By 11AM I may wake up, go downstairs, and pay $4.50 for a cold brew at Absolute Coffee. I pick a charming tree-lined street to walk down, and greet the pure breed dogs trotting unleashed a few paces ahead of their owners. I ask a friend to meet for brunch, but they say they’d rather meet in Williamsburg. I say Boerum Hill is a lot cooler than people give it credit for as I walk past a scholastic book fair being held outside the Cobble Hill Success Academy charter school.

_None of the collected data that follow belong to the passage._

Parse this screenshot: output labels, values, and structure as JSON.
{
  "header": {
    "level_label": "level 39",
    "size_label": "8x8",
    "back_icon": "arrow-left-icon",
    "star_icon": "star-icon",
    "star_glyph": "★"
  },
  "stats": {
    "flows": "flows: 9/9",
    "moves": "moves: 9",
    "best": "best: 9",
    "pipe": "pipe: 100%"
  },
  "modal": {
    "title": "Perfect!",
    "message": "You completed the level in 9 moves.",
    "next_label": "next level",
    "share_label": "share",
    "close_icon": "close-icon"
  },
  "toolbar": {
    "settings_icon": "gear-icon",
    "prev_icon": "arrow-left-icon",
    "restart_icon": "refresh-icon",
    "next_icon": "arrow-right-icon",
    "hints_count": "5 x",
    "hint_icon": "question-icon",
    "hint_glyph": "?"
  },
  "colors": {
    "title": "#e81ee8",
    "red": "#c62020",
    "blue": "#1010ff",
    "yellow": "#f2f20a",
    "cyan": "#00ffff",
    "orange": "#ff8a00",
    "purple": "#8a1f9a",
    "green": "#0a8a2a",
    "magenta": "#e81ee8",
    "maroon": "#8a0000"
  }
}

No takers on brunch, I decide to head out to the Promenade in Brooklyn Heights. I walk down Atlantic past the expensive brunch spots, the store that only sells camping equipment, the florist that once charged me $50 for a bouquet, the pizzeria that once charged me $85 for two pies, the 3-4 nursery schools, the 2 dog ice cream parlors, and the bars that all close at 11PM.

The Promenade is truly beautiful. As is the waterfront, the brownstones, the tree-lined side streets, and the babies being pushed along in strollers. “A lovely neighborhood” I think to myself as I head to the subway to take me far away.